Despite trade tensions and the Federal Reserve and European Central Bank gradually tightening monetary policy, the International Monetary Fund sees the global economy advancing 3.9% in 2018 — the best year since 2011. This provides a powerful backdrop for a U.S. economy soon to enter its ninth year of recovery.
Yet, even with the economy adding 202,000 jobs monthly in the traditionally soft first-quarter and publicly traded companies posting huge profits, we should not be lured into complacency.
Here are five things that could derail the expansion.
1. Auto Sales and Emission Standards
In recent years, improvements in fuel efficiency and longer expected vehicle lives helped auto makers sell more high-priced and profitable SUVs and pickups. However, drivers are now saddled with longer loans and gas prices are rising, sales have leveled off and lower priced, thin-margin sedans could become more attractive.
Auto makers are struggling to accommodate higher EPA fuel economy standards and are asking for a reprieve. However, Detroit has been investing big in electric vehicles and bending mileage standards would undermine transition from gasoline and diesel. The Trump administration should back off plans to accommodate manufacturers and let the required fleet average rise to 50 mpg by 2025 as planned — a stampede into electric vehicles could set off another round of robust growth.
2. Housing and Student Debt
Economists have been counting on a pickup in new home sales to compensate for slower growth in the auto patch but new home construction has not recovered to pre-recession levels.
Millennials should be in their prime years for buying first homes but are saddled with massive student debt. On the supply side, local governments have laid on onerous building codes, zoning laws and compliance costs that make single home and apartment building more costly.
Real debt relief — beyond programs that push college graduates into low paying public-service jobs to obtain write downs — and Trump working with the state governors to release builders from onerous municipal bureaucracies are needed to increase demand and keep home ownership affordable and contributing to growth.
3. Worker Shortages and Immigration Dysfunction
In many places, jobs go begging for skilled applicants, and state-supported job-training programs have plenty of vacancies.

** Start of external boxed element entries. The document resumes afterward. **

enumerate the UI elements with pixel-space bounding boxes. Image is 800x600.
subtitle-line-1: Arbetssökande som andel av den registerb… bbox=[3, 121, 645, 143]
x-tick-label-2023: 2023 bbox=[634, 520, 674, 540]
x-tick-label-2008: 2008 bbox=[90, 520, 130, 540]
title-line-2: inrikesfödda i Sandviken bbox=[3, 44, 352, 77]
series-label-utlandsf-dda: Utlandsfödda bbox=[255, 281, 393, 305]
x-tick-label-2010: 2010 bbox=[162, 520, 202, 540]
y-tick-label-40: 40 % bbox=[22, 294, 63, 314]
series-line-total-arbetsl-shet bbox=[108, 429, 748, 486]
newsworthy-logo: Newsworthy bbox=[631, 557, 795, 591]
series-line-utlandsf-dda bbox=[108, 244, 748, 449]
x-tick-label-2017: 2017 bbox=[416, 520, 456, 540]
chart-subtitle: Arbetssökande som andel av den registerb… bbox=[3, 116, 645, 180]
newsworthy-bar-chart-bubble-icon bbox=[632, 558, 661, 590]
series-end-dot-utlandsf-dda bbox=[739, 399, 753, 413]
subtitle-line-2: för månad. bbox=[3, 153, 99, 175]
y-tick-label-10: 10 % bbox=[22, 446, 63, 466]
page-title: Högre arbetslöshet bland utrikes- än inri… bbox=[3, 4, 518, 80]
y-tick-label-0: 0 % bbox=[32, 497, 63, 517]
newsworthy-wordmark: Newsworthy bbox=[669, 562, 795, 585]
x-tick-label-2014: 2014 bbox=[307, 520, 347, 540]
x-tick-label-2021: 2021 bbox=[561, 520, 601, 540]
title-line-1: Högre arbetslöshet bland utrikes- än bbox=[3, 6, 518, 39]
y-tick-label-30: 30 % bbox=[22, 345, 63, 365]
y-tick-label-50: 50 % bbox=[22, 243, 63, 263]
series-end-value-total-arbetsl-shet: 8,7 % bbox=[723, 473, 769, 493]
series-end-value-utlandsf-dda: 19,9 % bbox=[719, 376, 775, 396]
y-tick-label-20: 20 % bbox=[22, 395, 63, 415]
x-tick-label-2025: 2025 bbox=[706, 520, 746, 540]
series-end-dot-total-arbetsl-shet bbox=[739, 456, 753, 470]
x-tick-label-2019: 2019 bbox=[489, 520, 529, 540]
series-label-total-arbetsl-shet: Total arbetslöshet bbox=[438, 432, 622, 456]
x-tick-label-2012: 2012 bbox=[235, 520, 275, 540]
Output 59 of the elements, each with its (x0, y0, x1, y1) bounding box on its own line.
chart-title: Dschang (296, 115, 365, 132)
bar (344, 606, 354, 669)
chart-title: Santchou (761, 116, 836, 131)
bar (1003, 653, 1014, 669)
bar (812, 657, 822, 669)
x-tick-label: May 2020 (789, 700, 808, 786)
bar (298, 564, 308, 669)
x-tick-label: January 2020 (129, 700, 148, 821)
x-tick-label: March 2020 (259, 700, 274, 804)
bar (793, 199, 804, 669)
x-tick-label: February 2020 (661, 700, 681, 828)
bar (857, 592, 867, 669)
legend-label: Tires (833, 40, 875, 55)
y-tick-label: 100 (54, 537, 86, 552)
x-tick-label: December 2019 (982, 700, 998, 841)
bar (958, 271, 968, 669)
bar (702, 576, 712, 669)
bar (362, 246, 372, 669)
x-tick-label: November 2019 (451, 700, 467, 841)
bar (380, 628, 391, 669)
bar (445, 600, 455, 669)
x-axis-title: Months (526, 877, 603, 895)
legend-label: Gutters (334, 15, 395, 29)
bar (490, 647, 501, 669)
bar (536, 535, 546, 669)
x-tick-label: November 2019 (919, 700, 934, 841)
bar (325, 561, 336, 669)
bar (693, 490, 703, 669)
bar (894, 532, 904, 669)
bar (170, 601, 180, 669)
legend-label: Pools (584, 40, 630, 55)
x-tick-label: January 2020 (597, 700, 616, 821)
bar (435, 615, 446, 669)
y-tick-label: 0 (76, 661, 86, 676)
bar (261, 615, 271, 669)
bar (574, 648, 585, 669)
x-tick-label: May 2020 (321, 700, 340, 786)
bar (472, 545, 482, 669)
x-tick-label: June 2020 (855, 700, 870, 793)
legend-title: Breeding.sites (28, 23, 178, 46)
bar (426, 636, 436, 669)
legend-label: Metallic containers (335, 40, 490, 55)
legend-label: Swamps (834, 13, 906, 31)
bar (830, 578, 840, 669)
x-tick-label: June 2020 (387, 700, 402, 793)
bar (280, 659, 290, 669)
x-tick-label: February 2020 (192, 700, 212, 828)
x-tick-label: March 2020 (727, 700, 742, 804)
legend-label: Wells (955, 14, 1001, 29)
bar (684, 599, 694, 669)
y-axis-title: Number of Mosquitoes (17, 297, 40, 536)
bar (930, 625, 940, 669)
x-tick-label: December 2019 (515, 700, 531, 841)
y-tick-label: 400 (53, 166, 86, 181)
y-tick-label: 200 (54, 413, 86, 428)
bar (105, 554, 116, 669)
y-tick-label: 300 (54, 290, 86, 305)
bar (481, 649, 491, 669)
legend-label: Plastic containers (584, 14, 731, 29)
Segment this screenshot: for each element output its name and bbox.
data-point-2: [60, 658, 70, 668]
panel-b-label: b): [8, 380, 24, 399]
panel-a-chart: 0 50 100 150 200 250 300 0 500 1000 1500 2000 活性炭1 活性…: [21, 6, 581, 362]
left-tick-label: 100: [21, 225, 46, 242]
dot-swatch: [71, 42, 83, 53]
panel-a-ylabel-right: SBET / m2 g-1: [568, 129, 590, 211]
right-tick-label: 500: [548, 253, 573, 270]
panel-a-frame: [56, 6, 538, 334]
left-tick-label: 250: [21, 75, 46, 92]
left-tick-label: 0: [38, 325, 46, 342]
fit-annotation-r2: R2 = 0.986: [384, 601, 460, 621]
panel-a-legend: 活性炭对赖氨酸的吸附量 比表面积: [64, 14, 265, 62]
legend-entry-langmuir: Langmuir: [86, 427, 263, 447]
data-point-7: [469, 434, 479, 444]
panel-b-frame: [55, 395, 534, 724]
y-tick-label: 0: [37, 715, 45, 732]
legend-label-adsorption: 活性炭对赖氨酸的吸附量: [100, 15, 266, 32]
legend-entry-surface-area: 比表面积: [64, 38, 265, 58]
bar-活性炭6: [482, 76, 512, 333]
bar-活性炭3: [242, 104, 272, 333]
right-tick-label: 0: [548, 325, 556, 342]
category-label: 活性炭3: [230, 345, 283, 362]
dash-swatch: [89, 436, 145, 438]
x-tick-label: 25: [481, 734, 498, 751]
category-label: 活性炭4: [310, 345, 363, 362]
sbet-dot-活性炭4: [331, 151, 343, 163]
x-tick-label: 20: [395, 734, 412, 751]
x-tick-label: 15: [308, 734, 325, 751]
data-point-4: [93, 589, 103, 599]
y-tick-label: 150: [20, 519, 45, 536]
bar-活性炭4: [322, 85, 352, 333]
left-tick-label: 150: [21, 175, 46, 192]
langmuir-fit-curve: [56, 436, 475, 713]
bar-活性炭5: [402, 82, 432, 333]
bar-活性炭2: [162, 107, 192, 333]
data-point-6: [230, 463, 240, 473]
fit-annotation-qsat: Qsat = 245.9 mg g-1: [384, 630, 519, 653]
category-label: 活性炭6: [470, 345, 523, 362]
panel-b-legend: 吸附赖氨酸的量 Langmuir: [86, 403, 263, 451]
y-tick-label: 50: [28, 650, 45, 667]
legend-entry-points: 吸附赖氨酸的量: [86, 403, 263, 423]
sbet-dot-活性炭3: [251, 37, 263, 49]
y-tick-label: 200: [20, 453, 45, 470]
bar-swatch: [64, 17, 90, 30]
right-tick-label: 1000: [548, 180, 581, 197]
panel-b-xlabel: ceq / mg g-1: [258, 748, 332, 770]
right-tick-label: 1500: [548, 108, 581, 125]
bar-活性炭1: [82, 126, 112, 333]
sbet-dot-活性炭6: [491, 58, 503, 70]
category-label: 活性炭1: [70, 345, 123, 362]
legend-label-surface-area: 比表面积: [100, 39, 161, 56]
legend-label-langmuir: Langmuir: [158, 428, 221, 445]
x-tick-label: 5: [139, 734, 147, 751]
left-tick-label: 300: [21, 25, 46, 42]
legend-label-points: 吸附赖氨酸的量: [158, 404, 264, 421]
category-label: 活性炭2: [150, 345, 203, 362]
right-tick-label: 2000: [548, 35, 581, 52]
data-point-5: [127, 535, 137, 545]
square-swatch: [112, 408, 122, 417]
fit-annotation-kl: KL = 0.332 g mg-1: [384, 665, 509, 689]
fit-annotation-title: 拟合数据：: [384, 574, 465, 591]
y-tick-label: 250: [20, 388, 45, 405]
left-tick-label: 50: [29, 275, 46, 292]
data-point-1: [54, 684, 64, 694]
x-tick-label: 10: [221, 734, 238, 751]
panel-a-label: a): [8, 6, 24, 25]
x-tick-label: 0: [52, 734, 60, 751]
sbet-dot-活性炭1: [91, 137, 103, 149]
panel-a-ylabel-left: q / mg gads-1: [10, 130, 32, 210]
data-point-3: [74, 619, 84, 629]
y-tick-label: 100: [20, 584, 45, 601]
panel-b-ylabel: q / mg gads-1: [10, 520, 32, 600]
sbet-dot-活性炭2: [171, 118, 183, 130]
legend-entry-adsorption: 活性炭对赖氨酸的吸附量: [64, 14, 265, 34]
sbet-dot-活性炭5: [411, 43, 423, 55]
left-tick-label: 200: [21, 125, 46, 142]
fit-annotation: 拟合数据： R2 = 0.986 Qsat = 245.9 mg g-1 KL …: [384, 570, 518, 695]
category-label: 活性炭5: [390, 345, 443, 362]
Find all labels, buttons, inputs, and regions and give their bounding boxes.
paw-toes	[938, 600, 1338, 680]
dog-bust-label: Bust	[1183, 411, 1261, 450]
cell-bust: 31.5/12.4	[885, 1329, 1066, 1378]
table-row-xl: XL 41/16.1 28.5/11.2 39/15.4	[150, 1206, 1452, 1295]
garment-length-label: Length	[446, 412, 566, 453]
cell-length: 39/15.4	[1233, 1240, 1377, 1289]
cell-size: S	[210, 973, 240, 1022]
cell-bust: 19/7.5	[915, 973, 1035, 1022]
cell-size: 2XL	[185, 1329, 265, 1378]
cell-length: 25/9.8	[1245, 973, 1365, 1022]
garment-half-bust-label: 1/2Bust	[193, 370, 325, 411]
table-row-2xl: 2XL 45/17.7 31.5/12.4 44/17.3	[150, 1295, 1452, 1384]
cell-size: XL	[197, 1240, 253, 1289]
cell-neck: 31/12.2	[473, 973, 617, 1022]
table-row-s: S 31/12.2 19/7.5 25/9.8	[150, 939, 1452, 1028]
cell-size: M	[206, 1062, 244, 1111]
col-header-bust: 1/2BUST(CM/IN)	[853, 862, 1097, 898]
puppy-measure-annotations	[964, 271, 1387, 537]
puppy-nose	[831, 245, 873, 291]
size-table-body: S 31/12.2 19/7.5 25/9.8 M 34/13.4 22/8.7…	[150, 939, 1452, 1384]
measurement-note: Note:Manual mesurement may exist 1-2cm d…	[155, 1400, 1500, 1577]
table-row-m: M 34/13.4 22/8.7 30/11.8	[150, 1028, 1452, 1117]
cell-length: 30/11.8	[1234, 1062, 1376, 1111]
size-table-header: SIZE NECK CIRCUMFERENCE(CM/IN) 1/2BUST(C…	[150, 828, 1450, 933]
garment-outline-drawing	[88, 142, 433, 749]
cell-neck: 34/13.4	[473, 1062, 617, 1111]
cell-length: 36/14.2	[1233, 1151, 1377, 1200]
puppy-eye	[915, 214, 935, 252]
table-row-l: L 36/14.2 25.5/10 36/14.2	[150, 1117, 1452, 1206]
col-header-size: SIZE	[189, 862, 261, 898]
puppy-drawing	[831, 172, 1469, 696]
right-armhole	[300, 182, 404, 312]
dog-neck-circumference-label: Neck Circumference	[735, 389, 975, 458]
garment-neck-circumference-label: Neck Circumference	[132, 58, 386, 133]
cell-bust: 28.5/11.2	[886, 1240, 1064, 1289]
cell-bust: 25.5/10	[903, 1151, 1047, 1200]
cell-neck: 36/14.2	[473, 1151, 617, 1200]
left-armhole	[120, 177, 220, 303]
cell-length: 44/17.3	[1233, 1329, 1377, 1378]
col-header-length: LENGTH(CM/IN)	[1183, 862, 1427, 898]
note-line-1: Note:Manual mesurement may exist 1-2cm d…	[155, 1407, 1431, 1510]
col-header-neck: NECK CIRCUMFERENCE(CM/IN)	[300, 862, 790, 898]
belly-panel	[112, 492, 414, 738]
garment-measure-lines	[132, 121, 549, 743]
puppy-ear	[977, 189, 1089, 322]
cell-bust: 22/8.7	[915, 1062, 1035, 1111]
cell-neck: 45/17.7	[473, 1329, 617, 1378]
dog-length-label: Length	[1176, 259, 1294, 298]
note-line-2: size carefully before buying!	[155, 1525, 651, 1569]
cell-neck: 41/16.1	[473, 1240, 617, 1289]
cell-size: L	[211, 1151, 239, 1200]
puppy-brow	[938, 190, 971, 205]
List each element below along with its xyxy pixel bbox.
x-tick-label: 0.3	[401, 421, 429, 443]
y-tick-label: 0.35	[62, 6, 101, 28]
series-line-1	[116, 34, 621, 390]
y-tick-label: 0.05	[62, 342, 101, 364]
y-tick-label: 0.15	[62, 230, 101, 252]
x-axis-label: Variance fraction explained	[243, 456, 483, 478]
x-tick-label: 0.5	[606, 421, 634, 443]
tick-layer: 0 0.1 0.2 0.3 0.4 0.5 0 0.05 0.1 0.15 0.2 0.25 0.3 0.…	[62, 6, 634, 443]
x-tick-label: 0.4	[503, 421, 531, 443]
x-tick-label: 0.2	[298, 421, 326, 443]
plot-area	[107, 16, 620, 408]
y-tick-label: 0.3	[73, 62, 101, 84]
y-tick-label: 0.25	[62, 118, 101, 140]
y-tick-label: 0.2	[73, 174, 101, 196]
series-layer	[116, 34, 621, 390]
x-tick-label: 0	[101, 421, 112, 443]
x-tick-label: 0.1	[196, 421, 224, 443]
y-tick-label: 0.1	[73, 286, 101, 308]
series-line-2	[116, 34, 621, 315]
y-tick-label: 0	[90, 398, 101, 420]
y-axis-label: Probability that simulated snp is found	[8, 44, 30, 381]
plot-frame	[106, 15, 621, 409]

At the same time, the labor-force participation for prime working-age adults remains depressed below pre-financial crisis levels.
Entitlements reform is sorely needed to get more Americans working—for example, one-in-20 prime working-age adults is on Social Security disability. And immigration reform that replaced the diversity lottery with a system favoring labor-force needs would help a lot.
Czech Republic and other Eastern European countries with rapidly growing manufacturing sectors and labor shortages are turning quickly to robots and the artificial intelligence that runs them. Overcoming resistance here will be key to keeping growth going.
4. Trade and Budget Deficits
The growing trade deficit — especially with China — is a huge drain on aggregate demand, and a large federal budget deficit is required to hoist domestic demand to compensate. The twin deficits must really be fixed simultaneously.
That will require brinksmanship far beyond the targeted tariffs and entitlement reform. If not, too much foreign borrowing could ultimately send interest rates up and out of control—no matter how much money the Fed prints.
5. Political Demagoguery and Scapegoating
Both political parties are guilty of holding up progress. For the Democrats, it’s resistance to reforming what are plain abuses of the social safety net and insistence that the diversity lottery give low-skilled immigrants continued preferences over new entrants with abilities in short supply. For Republicans, it’s insisting that too many Obama-era regulations, such as automobile mileage standards that will help free us of dependence on imported oil, don’t make economic sense.
Of all the political foolishness, the worst is the recent railing by both Bernie Sanders and Donald Trump that Amazon is too big — throwing cold water on the tech-sector stocks. Any company that can outwit Google , IBM and Microsoft to accomplish dominance in cloud computing and take on the FedEx and UPS duopoly in express delivery—not to mention stake out major roles in drones, autonomous drive cars and artificial intelligence to compete with industry giants in aerospace and autos—is one we want to feed, not break up.
America needs more not less of Amazon’s ambitions.